I wasn’t able to score my own copy of King Tubbys… immediately. My professor took me along on shopping trips to Toronto’s Caribbean ghettos in search of rootical vinyl. There we would stroll past sullen black women seated beneath hair dryers; the best albums were found in the back of Monica’s, a beauty parlor on Eglinton. Medley Dub was my first purchase on one such foray. The cover was sealed with tape that had stained its cardboard. The price was inscribed on the sleeve with scarlet grease pencil. There was next to no information at all beyond the track titles and an engineering credit. Already worn-looking and smelling of permanent solution, the record promised dark stuff. I had the goods in hand, all I had to do was buy the thing. Needless to add, Medley Dub delivered in spades.

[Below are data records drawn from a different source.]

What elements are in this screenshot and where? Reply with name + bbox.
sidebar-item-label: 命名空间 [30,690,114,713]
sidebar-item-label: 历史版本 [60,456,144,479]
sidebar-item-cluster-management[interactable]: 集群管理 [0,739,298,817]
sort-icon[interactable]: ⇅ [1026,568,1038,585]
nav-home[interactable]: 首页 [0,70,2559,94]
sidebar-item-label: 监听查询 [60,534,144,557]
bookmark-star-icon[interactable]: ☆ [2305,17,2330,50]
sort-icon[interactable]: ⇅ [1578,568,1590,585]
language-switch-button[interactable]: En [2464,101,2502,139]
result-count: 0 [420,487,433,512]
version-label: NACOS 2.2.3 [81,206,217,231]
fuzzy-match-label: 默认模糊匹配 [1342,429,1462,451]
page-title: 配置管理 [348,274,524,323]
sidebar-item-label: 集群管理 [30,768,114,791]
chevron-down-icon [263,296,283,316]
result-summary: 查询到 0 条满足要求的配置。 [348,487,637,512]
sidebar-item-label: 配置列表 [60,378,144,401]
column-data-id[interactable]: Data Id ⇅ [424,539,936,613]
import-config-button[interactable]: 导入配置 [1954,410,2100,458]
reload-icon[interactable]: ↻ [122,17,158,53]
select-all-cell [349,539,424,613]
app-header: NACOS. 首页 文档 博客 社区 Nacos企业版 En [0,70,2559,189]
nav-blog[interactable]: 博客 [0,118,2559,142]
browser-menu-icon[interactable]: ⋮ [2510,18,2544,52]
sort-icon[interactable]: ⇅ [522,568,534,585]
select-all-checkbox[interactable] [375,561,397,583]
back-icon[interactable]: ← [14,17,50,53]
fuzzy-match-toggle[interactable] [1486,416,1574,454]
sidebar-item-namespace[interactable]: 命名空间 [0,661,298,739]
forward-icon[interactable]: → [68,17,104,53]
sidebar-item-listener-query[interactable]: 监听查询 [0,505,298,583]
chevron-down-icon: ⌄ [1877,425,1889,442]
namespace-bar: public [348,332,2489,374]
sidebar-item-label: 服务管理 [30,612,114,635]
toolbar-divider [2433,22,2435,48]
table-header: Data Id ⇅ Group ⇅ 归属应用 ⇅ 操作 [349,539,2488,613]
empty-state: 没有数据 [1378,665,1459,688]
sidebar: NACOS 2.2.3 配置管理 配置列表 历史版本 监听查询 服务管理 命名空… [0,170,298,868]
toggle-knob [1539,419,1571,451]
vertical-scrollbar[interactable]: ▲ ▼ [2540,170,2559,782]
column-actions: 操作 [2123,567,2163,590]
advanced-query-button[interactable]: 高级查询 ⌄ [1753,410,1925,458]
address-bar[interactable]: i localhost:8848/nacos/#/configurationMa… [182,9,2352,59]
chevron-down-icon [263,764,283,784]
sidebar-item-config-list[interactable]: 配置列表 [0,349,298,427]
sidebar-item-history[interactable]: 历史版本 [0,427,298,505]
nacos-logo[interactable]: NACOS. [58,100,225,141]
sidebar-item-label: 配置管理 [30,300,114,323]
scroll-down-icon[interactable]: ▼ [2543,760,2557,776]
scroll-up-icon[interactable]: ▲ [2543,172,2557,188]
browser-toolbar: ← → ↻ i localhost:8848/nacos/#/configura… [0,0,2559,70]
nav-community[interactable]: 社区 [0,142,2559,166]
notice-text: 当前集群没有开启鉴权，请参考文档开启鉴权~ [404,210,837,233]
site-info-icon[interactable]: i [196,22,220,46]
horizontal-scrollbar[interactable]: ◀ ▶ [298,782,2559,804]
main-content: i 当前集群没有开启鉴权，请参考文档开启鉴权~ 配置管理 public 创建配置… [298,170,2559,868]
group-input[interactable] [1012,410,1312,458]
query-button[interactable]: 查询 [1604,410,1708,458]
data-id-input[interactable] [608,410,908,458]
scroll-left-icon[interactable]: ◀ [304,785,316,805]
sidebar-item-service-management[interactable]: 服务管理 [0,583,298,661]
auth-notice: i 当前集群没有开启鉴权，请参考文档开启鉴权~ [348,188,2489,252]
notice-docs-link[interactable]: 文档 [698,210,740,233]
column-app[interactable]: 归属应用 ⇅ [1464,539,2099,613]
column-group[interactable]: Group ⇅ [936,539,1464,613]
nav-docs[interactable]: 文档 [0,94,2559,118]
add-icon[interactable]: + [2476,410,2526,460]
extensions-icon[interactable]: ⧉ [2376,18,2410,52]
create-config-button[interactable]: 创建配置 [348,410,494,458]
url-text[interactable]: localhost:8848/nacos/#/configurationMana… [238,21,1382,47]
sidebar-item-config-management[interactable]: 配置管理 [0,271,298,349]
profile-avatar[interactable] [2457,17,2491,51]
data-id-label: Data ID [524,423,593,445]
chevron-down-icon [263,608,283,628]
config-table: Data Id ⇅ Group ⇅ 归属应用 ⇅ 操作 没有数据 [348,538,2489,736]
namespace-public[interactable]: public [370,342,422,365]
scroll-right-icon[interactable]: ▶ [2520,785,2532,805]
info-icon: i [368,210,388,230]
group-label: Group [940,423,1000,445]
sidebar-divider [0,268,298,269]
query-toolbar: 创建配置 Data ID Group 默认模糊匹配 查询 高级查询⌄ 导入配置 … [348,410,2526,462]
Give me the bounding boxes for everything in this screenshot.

In his excellent notes for the Musical Feast compilation, Heartbeat label proprietor Chris Wilson offers a respectful depiction of Sonia Pottinger, the producer whose High Note imprint originally issued Medley Dub. Her productions, in his words, “…were characterized by a thoughtfulness, and a certain innocence.” (Wilson refers to the producer as ‘Mrs. Pottinger’ throughout, even in the subtitle of his compilation. Manners and respect will always carry the day here at NCIP.) That innocence was balanced by the Mephistophelian touch of engineer Errol Brown. His many early dub releases include the Treasure Isle In Dub series and, alongside those of King Tubby (a deity who walked among us as a man, at least until he was shot in his front yard), helped to define dub in its nascent years during the early '70s.

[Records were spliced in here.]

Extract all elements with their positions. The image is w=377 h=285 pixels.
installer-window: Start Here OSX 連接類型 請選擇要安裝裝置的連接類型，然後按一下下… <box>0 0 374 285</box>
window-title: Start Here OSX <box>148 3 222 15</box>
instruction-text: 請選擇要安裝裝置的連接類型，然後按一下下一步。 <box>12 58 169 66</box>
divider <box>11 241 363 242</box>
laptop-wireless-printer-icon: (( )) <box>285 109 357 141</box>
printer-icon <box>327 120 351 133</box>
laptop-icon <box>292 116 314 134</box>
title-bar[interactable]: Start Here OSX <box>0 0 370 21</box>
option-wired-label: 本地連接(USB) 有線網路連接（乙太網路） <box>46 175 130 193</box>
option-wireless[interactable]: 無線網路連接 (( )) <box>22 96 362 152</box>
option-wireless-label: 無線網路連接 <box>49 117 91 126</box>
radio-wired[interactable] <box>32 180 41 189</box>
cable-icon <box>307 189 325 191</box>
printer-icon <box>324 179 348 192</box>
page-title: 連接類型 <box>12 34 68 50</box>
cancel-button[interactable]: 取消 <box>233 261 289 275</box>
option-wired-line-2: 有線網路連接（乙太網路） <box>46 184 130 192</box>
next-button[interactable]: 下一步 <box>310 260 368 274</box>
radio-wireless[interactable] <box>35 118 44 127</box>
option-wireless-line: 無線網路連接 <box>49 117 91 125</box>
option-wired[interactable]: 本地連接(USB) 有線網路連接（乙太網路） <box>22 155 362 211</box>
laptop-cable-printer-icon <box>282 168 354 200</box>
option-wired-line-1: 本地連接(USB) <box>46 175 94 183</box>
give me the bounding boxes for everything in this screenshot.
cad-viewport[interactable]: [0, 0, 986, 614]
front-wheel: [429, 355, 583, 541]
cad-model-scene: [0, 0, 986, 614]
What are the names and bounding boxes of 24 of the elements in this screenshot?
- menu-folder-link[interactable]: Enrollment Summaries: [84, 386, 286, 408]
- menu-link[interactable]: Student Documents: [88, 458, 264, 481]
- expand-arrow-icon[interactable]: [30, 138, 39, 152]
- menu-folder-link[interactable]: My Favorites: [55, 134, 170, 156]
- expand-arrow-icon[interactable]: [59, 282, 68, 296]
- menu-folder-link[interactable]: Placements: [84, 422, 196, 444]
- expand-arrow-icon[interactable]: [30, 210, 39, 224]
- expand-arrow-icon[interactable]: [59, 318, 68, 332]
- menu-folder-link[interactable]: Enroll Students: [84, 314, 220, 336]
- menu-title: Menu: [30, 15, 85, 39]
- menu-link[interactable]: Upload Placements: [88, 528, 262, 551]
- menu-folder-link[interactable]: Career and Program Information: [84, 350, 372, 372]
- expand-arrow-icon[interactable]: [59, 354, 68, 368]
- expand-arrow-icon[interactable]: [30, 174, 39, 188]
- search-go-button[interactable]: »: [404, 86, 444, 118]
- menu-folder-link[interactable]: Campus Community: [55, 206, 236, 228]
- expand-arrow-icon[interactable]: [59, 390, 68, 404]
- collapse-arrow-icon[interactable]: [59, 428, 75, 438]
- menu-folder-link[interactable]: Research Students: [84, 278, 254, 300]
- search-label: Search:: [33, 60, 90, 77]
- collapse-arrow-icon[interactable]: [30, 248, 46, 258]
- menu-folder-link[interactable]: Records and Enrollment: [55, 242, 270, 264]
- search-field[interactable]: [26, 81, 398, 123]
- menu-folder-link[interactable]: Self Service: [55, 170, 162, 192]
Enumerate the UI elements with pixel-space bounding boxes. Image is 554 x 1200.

Errol Brown’s dub mixes make a good case for the position, still held by many a dub aficionado, that great dubs can only be fashioned from four-track master tapes. Even so, Brown manages to isolate fragments of the music at critical junctures, summoning drama, mystery and even comedy when least expected. Hearing the brass section solo’ed as the players tied into the central riff from “Lazy, Crazy, Hazy Days of Summer” must have had dancers in Kingston’s yards smiling in spite of the humidity. Soon enough, dub would enter its surrealist/dadaist phase, where doorbells and test tones and cuckoo clocks accessorized the mixes compiled within Joe Gibbs’ African Dub series or the much-chronicled mid-‘70s output of Lee Perry’s Black Ark studio. Medley Dub was the acme of an earlier moment, when the spry rhythms of rock steady had yet to slow down; the transition to the gravitas of ‘70s cultural reggae rhythms had begun. As you will hear, the dark stuff was already seeping in.